Category Archives: pay walls

Behind the Pay Wall



The monetizing of the internet and of cable TV is shutting out those of us whose incomes will not allow us to enjoy the mental stimulation we crave. Almost every news source on the internet is becoming unavailable unless the reader pays a monthly fee. The most common fee is $20/month. So if you want to read The New York Times, The Wall Street Journal, The New York Post, The Washington Post(?), and The Huffington Post it will cost you $100 each month. Yikes! Fortunately The Daily Beast has not started charging, and several sources will at least send you a small summary of the day’s stories by email. If you want to read Publishers’ Weekly, forget about it; it’s very expensive. However, PW will send you a “tip sheet” by email for free, as will The Huffington Post.

It looks like this is a trend that will escalate and that it will become difficult to access any content unless a fee is paid. We already have been paying fees to download music, apps, and movies; to play games; to store data in the cloud, and for many other services. If the fees remain as high as they are right now, many low income people will find the internet a thin place indeed, without many interesting destinations. At that point the internet will just become a marketplace, limiting surfers to only what services they can afford. At that point the internet will be just another thing that belongs to and caters to people with money. We’re almost there now and I am having a hard time with this. I understand that internet offerings require the technical and intellectual services of writers and coders and that these people must be paid. However, I suspect that extra padding has been added to fees so that serious profits can be made. Will your customer base erode? Will we just increase the cultural distance between the haves and the have-nots?

Cable TV is going the same way in its pursuit of profits. The creation of specialized dramas written to attract an adult audience by offering TV fare that is far superior and more unique than what networks usually offer has been very effective. Apparently well written and carefully filmed shows have become all the rage and lots of public and private conversation centers around what is happening in the plots of these often critically acclaimed dramas (much like what used to occur with relation to the less critically acclaimed soap operas). However, you must have a pretty hefty cable package to get most of these specially designed offerings and by hefty I mean expensive. These shows often require that the viewer purchase premium channels or they may require a DVR or whatever device allows one to save a show for a more convenient viewing time.  Some of these titles include Breaking Bad(AMC), Boardwalk Empire (HBO), Downton Abbey (PBS), Homeland (Showtime), The Newsroom (HBO), Mad Men (AMC), Damages, Game of Thrones (HBO), The Walking Dead, The Americans, House of Cards, Dexter, Curb Your Enthusiasm, Justified, Sons of Anarchy, Southland, Entourage, Orphan Black, Suits, The Sopranos, The Wire, Continuum, Californication, Arrested Development, The White Queen, Orange is the New Black, and more. You can rent these shows from Netflix (in fact Netflix is now producing some of these shows), also for a monthly fee. Once again we are making the best and most popular entertainment, the entertainment those in the know are discussing, unavailable to people with lower incomes.
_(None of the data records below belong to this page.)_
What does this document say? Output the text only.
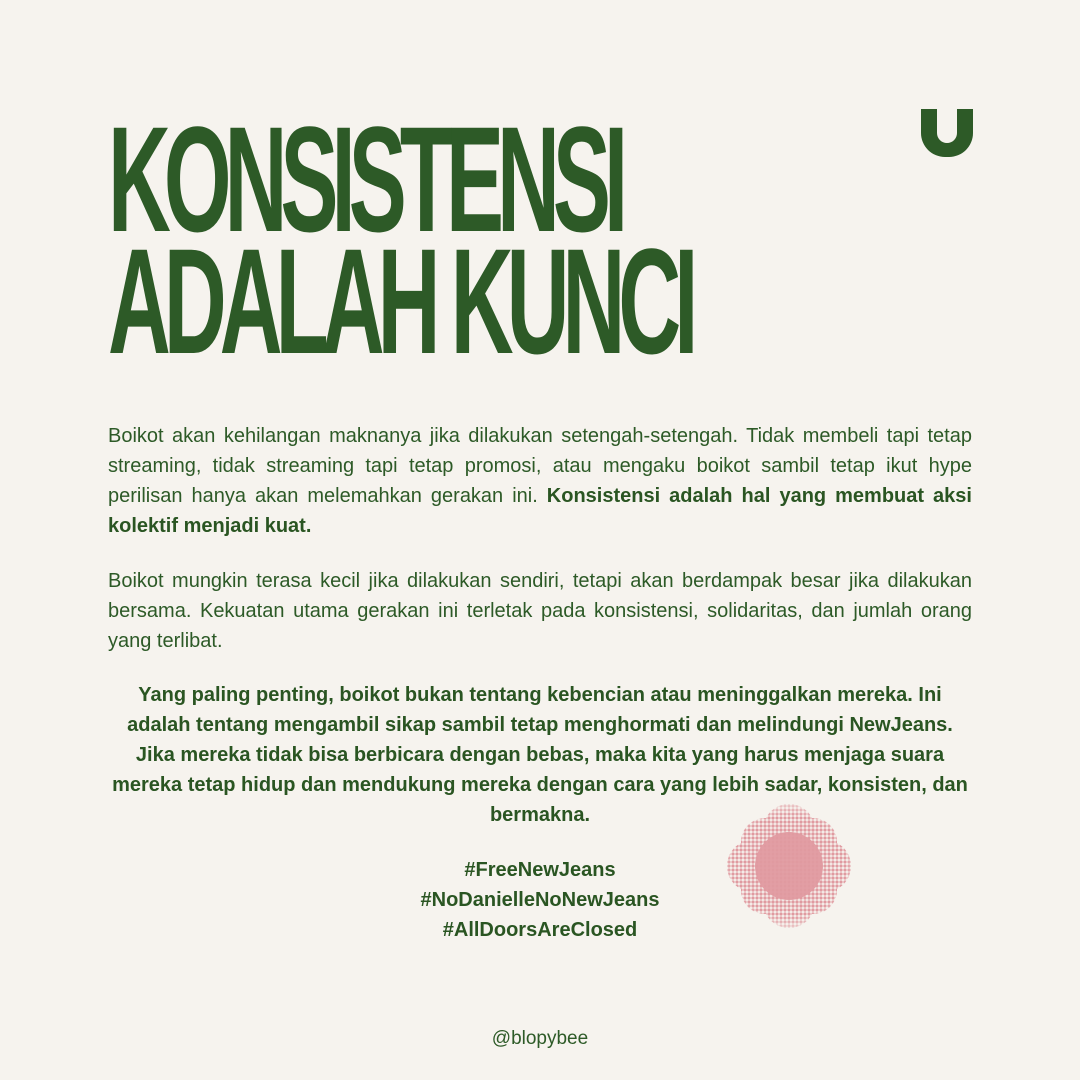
KONSISTENSI
ADALAH KUNCI

Boikot akan kehilangan maknanya jika dilakukan setengah-setengah. Tidak membeli tapi tetap streaming, tidak streaming tapi tetap promosi, atau mengaku boikot sambil tetap ikut hype perilisan hanya akan melemahkan gerakan ini. Konsistensi adalah hal yang membuat aksi kolektif menjadi kuat.

Boikot mungkin terasa kecil jika dilakukan sendiri, tetapi akan berdampak besar jika dilakukan bersama. Kekuatan utama gerakan ini terletak pada konsistensi, solidaritas, dan jumlah orang yang terlibat.

Yang paling penting, boikot bukan tentang kebencian atau meninggalkan mereka. Ini adalah tentang mengambil sikap sambil tetap menghormati dan melindungi NewJeans. Jika mereka tidak bisa berbicara dengan bebas, maka kita yang harus menjaga suara mereka tetap hidup dan mendukung mereka dengan cara yang lebih sadar, konsisten, dan bermakna.

#FreeNewJeans
#NoDanielleNoNewJeans
#AllDoorsAreClosed
@blopybee
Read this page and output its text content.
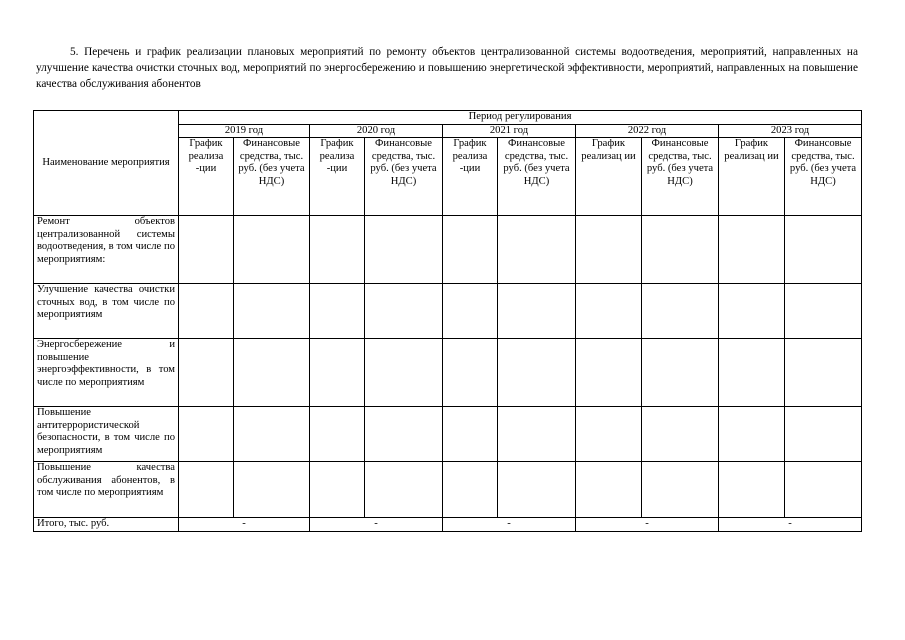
5. Перечень и график реализации плановых мероприятий по ремонту объектов централизованной системы водоотведения, мероприятий, направленных на улучшение качества очистки сточных вод, мероприятий по энергосбережению и повышению энергетической эффективности, мероприятий, направленных на повышение качества обслуживания абонентов
Наименование мероприятия	Период регулирования									
	2019 год		2020 год		2021 год		2022 год		2023 год	
	График реализа -ции	Финансовые средства, тыс. руб. (без учета НДС)	График реализа -ции	Финансовые средства, тыс. руб. (без учета НДС)	График реализа -ции	Финансовые средства, тыс. руб. (без учета НДС)	График реализац ии	Финансовые средства, тыс. руб. (без учета НДС)	График реализац ии	Финансовые средства, тыс. руб. (без учета НДС)
Ремонт объектов централизованной системы водоотведения, в том числе по мероприятиям:										
Улучшение качества очистки сточных вод, в том числе по мероприятиям										
Энергосбережение и повышение энергоэффективности, в том числе по мероприятиям										
Повышение антитеррористической безопасности, в том числе по мероприятиям										
Повышение качества обслуживания абонентов, в том числе по мероприятиям										
Итого, тыс. руб.	-		-		-		-		-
You may assume that those with low incomes are not interested in these things but this is not always the case. Cultural resources have always been exclusionary because of costs but now we are charging extra for media that has, until recently, been available for free or at acceptable costs. What we ought to be doing is calculating the overheads to make sure they are covered and keeping profits at reasonable levels, which I doubt is what has occurred. To repeat my previous argument, I am getting the impression that people are going right for very healthy profit margins, margins that are perhaps healthier than they need to be. Don’t add to the distance between the rich and the poor in this country by putting intelligent reading, viewing, and discourse out of reach. If you can’t tear down the pay walls, at least build lower walls.